# Open JPEG file



## myharris (Jan 11, 2001)

I recently e-mailed a JPEG baby photo file to
my mother-in law who has an iMAC. She replied back that she couldn't open the file. I think
that this has always been the case with photos and her computer.

I'm not familiar with Mac products. Does she need to purchase an application or download
some freeware to open the file....or are some 
of her settings need to adjusted or corrected ?


----------



## praver (Dec 24, 2000)

There are two good jpeg viewers she might try. If Netscape is installed on her Mac, then she should also have PictureViewer a helper application. It is a tiny application, but limited in what it can do. It is, however, useful if all she wants to do is view the photos.

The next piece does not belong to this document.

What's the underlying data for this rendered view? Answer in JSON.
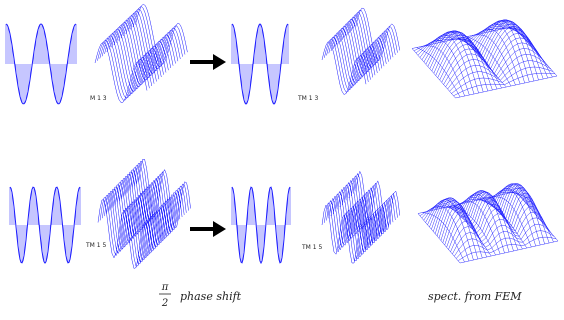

Another option, and a better one, I think, is JPEGView. A link to download this application is located at http://www.mac.org/graphics/jpegview/

As with all Mac applications, all she should need to do is drag the jpeg to the application icon to open it. If that should fail, then she needs to go under the "file" menu in the open application, choose "open" and navigate to the desired file.

I hope this helps.


----------



## praver (Dec 24, 2000)

I forgot to ask whether you "zipped" the file before sending it. If so, she may not be able to unzip the file. She would need an application such as DropStuff with expander enhancer to open such files.


----------



## mike cohen (Feb 5, 2000)

it could be encoded incorrectly. there are three encode settings for all computers: 
unix systems use UUencode 
windows uses base64
macs use BinHex 
she may be having trouble decoding a base64 file on her system depending on the email apps both of you are using try resending it and on your end try to encode it using "BinHex" if possible


----------